Yep. I think that the DeepSink news timed into a skittish AI market that needed an excuse to adjust.
It seems a bit strange to me that anything open source or freely useable would come out off China(?) Seems kind of suspicious to me, but, as noted, if it sucks someone into using their servers, that could be a tactic.
Also as noted, the company I work for is very paranoid about using any AI. No actual company data or processes can be put through one. Even those that are (at least claimed to be) closed systems.
In reply to VolvoHeretic :
Unrelated to the topic at hand, but I pay to search with Kagi. Every once in a while I use Google out of curiosity, and I don't think I could ever go back. Kagi is decent at getting "real" results from forum posts, some dude's blog whom happens to be an expert on what I'm searching for, etc. Google just returns blogspam and SEOd fake review sites. Highly recommend checking out Kagi.
Peabody
MegaDork
1/28/25 11:06 a.m.
porschenut said:
"Breakthru" events in the computer world are so common I am surprised how strongly the market responded. It seems to validate my theory that the stock market is emotion driven to a high degree. A month from now when there is more truth about this app should be interesting. Speaking of interesting, consider the timing of the release and the maybe coming soon tarif war.
Exactly what I was thinking reading about this last night.
The news is saying there is an app for this that is being downloaded heavily, so it seems like they are getting a lot of input / data into their servers from those that download the app at least.
In reply to aircooled :
The timing is suspect.
Huge amount of downloads (by Americans) at nearly the exact moment a different Chinese app was set to be outlawed?
It seems they (Chinese gov.) wanted to figure out a way to stay on American phones.
What are the chances that DeepSeek is actually just a bunch of underpaid Chinese workers in a nondescript office tower answering questions?
spedracer said:
In reply to VolvoHeretic :
Unrelated to the topic at hand, but I pay to search with Kagi. Every once in a while I use Google out of curiosity, and I don't think I could ever go back. Kagi is decent at getting "real" results from forum posts, some dude's blog whom happens to be an expert on what I'm searching for, etc. Google just returns blogspam and SEOd fake review sites. Highly recommend checking out Kagi.

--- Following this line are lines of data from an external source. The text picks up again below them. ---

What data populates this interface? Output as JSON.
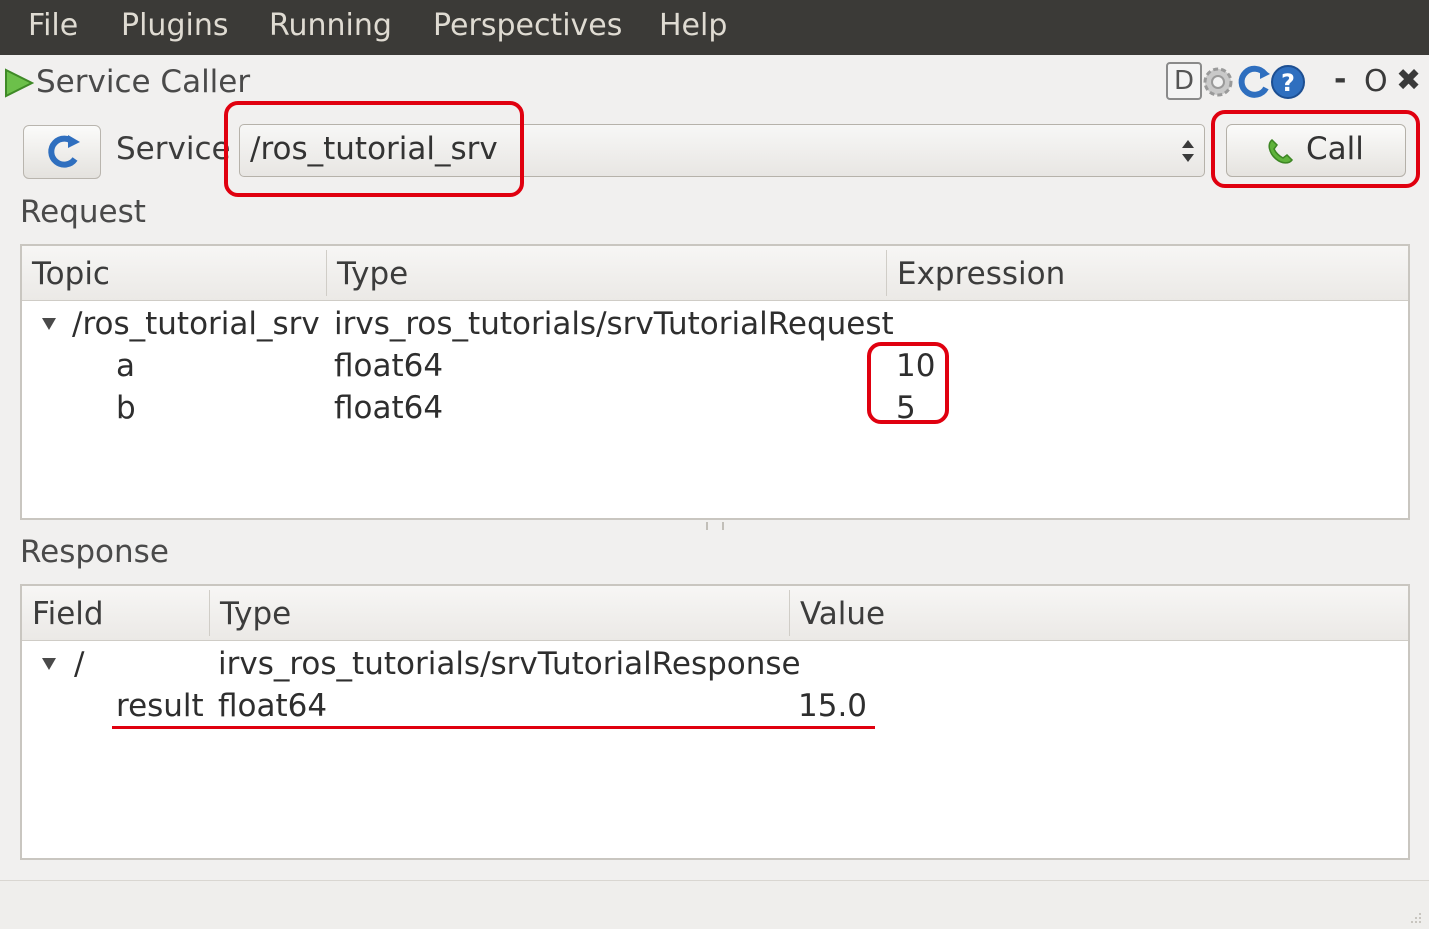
{
  "menu": {
    "file": "File",
    "plugins": "Plugins",
    "running": "Running",
    "perspectives": "Perspectives",
    "help": "Help"
  },
  "plugin": {
    "title": "Service Caller",
    "icon": "play-icon",
    "controls": {
      "d_label": "D",
      "minimize": "-",
      "restore": "O",
      "close": "✖"
    }
  },
  "service_row": {
    "label": "Service",
    "value": "/ros_tutorial_srv",
    "call_label": "Call"
  },
  "request": {
    "label": "Request",
    "columns": [
      "Topic",
      "Type",
      "Expression"
    ],
    "rows": [
      {
        "topic": "/ros_tutorial_srv",
        "type": "irvs_ros_tutorials/srvTutorialRequest",
        "expression": ""
      },
      {
        "topic": "a",
        "type": "float64",
        "expression": "10"
      },
      {
        "topic": "b",
        "type": "float64",
        "expression": "5"
      }
    ]
  },
  "response": {
    "label": "Response",
    "columns": [
      "Field",
      "Type",
      "Value"
    ],
    "rows": [
      {
        "field": "/",
        "type": "irvs_ros_tutorials/srvTutorialResponse",
        "value": ""
      },
      {
        "field": "result",
        "type": "float64",
        "value": "15.0"
      }
    ]
  },
  "colors": {
    "menubar_bg": "#3b3a37",
    "annotation_red": "#e0000f",
    "play_green": "#6cc04a"
  }
}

I'll give them a try. The traditional search engines seem more gummed up than ever with useless results.
So, is the stock market really run by a bunch of computers running algorithms and when one starts selling, the rest follow suit and also sell causing the market to crash until someone pulls the plug which brings a brief pause and then resets and the cycle continues?
Is AI already involved with all of those decisions?
We are doomed.
In reply to Indy - Guy :
I am sure it will be fine... just relax.. go with it...
JG Pasterjak said:
What are the chances that DeepSeek is actually just a bunch of underpaid Chinese workers in a nondescript office tower answering questions?
I don't think that would possibly work... It's never been done before?
VolvoHeretic said:
So, is the stock market really run by a bunch of computers running algorithms and when one starts selling, the rest follow suit and also sell causing the market to crash until someone pulls the plug which brings a brief pause and then resets and the cycle continues?
Is AI already involved with all of those decisions?
We are doomed.
Computer aided trading has been a thing for decades. In 2009 Spread Networks, built a fiber optic connection from Chicago to to New Jersey to drop trading times from 17 milliseconds to 13 milliseconds.
A little intro:
https://www.forbes.com/forbes/2010/0927/outfront-netscape-jim-barksdale-daniel-spivey-wall-street-speed-war.html
wae
UltimaDork
1/28/25 2:39 p.m.
JG Pasterjak said:
What are the chances that DeepSeek is actually just a bunch of underpaid Chinese workers in a nondescript office tower answering questions?
Get out of my brain! I was thinking that exact same thing when I heard about it!
SV reX
MegaDork
1/28/25 2:52 p.m.
There is no such thing as a "privately held startup" in China.